Talon's heart began to hammer against his ribs. He understood in an instant what saving the eaglet would mean. To reach it, he would have to fly — really and truly fly — straight out over the deepest ravine in all the mountains, into the teeth of a roaring storm. Every single part of him wanted to press himself flat against the rock, squeeze his eyes tight shut, and wait for the wind to stop.

But the eaglet cried out again, thinner and more frightened now, and Talon saw its little claws beginning to slip on the wet stone. And he knew, with a cold and certain knowing, that if he waited for tomorrow — if he waited even one more minute to feel brave — there would be no eaglet left to save at all.

So Talon did not wait to feel brave. He spread his great wings wide while he was still shaking with fear, he took one enormous breath, and he threw himself off the edge into the storm.

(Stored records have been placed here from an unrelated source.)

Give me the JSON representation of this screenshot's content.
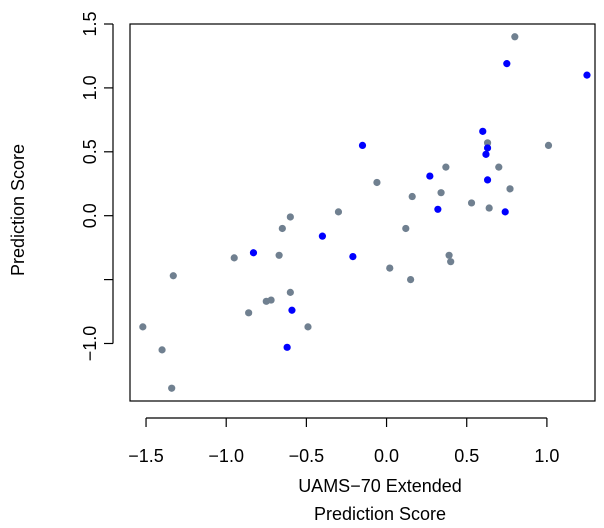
{
  "chart_data": {
    "type": "scatter",
    "title": "",
    "xlabel": [
      "UAMS−70 Extended",
      "Prediction Score"
    ],
    "ylabel": "Prediction Score",
    "xlim": [
      -1.6,
      1.3
    ],
    "ylim": [
      -1.45,
      1.5
    ],
    "x_ticks": [
      -1.5,
      -1.0,
      -0.5,
      0.0,
      0.5,
      1.0
    ],
    "x_tick_labels": [
      "−1.5",
      "−1.0",
      "−0.5",
      "0.0",
      "0.5",
      "1.0"
    ],
    "y_ticks": [
      -1.0,
      -0.5,
      0.0,
      0.5,
      1.0,
      1.5
    ],
    "y_tick_labels": [
      "−1.0",
      "",
      "0.0",
      "0.5",
      "1.0",
      "1.5"
    ],
    "grid": false,
    "colors": {
      "grey": "#708090",
      "blue": "#0000ff"
    },
    "series": [
      {
        "color": "#708090",
        "points": [
          [
            0.8,
            1.4
          ],
          [
            1.01,
            0.55
          ],
          [
            0.77,
            0.21
          ],
          [
            0.7,
            0.38
          ],
          [
            0.64,
            0.06
          ],
          [
            0.63,
            0.57
          ],
          [
            0.53,
            0.1
          ],
          [
            0.37,
            0.38
          ],
          [
            0.34,
            0.18
          ],
          [
            0.39,
            -0.31
          ],
          [
            0.4,
            -0.36
          ],
          [
            0.16,
            0.15
          ],
          [
            0.15,
            -0.5
          ],
          [
            0.12,
            -0.1
          ],
          [
            0.02,
            -0.41
          ],
          [
            -0.06,
            0.26
          ],
          [
            -0.3,
            0.03
          ],
          [
            -0.6,
            -0.6
          ],
          [
            -0.6,
            -0.01
          ],
          [
            -0.65,
            -0.1
          ],
          [
            -0.67,
            -0.31
          ],
          [
            -0.72,
            -0.66
          ],
          [
            -0.75,
            -0.67
          ],
          [
            -0.86,
            -0.76
          ],
          [
            -0.95,
            -0.33
          ],
          [
            -0.49,
            -0.87
          ],
          [
            -1.33,
            -0.47
          ],
          [
            -1.52,
            -0.87
          ],
          [
            -1.4,
            -1.05
          ],
          [
            -1.34,
            -1.35
          ]
        ]
      },
      {
        "color": "#0000ff",
        "points": [
          [
            1.25,
            1.1
          ],
          [
            0.75,
            1.19
          ],
          [
            0.6,
            0.66
          ],
          [
            0.63,
            0.53
          ],
          [
            0.62,
            0.48
          ],
          [
            0.63,
            0.28
          ],
          [
            0.74,
            0.03
          ],
          [
            0.27,
            0.31
          ],
          [
            0.32,
            0.05
          ],
          [
            -0.15,
            0.55
          ],
          [
            -0.4,
            -0.16
          ],
          [
            -0.21,
            -0.32
          ],
          [
            -0.83,
            -0.29
          ],
          [
            -0.59,
            -0.74
          ],
          [
            -0.62,
            -1.03
          ]
        ]
      }
    ]
  }
}
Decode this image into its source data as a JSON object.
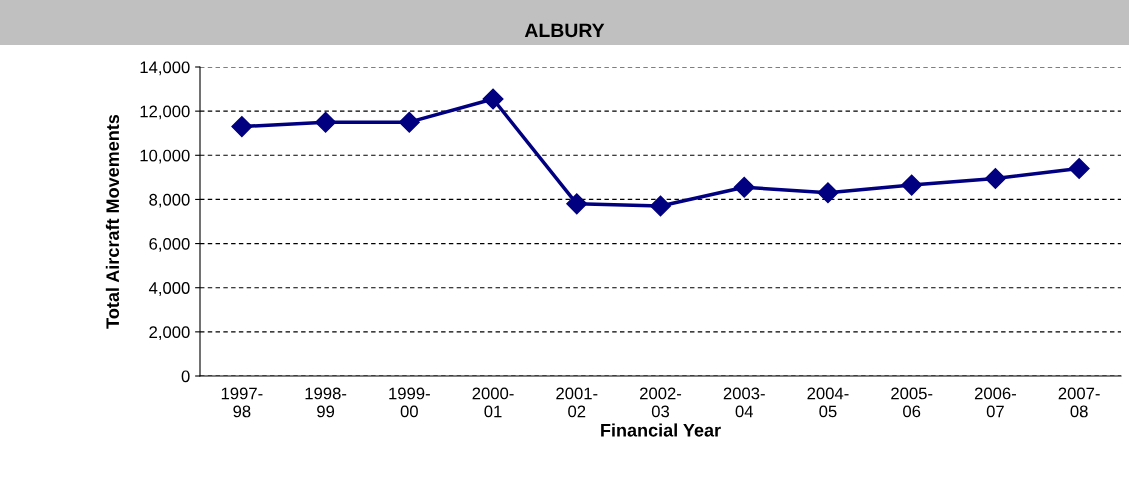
{
  "chart_data": {
    "type": "line",
    "title": "ALBURY",
    "xlabel": "Financial Year",
    "ylabel": "Total Aircraft Movements",
    "categories": [
      "1997-\n98",
      "1998-\n99",
      "1999-\n00",
      "2000-\n01",
      "2001-\n02",
      "2002-\n03",
      "2003-\n04",
      "2004-\n05",
      "2005-\n06",
      "2006-\n07",
      "2007-\n08"
    ],
    "series": [
      {
        "color": "#000080",
        "values": [
          11300,
          11500,
          11500,
          12550,
          7800,
          7700,
          8550,
          8300,
          8650,
          8950,
          9400
        ]
      }
    ],
    "ylim": [
      0,
      14000
    ],
    "yticks": [
      {
        "value": 0,
        "label": "0"
      },
      {
        "value": 2000,
        "label": "2,000"
      },
      {
        "value": 4000,
        "label": "4,000"
      },
      {
        "value": 6000,
        "label": "6,000"
      },
      {
        "value": 8000,
        "label": "8,000"
      },
      {
        "value": 10000,
        "label": "10,000"
      },
      {
        "value": 12000,
        "label": "12,000"
      },
      {
        "value": 14000,
        "label": "14,000"
      }
    ],
    "grid": "y",
    "marker": "diamond",
    "line_style": "solid",
    "legend": false
  }
}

The wind caught him at once, wild and cold and screaming, and his stomach lurched so horribly he nearly cried out. But then something very surprising happened. The moment Talon stopped thinking about the terrible drop below him, and started thinking only about the frightened little eaglet ahead of him, the fear grew smaller and quieter. He was simply far too busy now to be terrified. He beat his powerful wings hard against the gale, he tilted and banked against the storm exactly the way his body somehow knew was right, and he flew — clumsily at first, wobbling and lurching, then steadier, then truer, and then at last as though he had been born to do nothing else. Because, of course, he had.

He swept down low over the thin spike of rock, reached out, opened his front claws as gently as he possibly could, and scooped the shivering, soaking eaglet up safe against his warm chest. "I've got you," he said, close to its ear, over the roar of the wind. "I've got you. Hold on to me now, and don't you worry — I will not let you go."

And he carried the little eaglet, safe and sheltered against the storm, all the way back across the ravine, and set it down ever so gently on the solid, safe ledge of its own family's nest, where its mother folded it up in her wings and wept with relief.

And only then, standing safe on firm rock once more with the rain streaming off his feathers, did Talon truly realise what he had just done. He had flown. Through a howling storm. Straight out over the deepest ravine in all the mountains. And he had not fallen, and he had not frozen. He had done the one thing he was most afraid of in the whole world — because someone small had needed him to.

"You flew!" the little eaglet chirped up at him, its eyes shining with wonder. "You really, really flew!"

"I did," said Talon, and a slow, astonished grin spread right across his golden beak. "And do you know — I was frightened the entire time. But it turns out you don't ever have to wait until you're not scared anymore. You only have to care about something a little more than you're afraid."

And from that day on, Talon flew every single day — sometimes still with a flip and a flutter in his stomach, it is true, but always with his great wings thrown wide open, soaring and wheeling high over the Celestial Mountains, exactly as a griffin was always meant to do.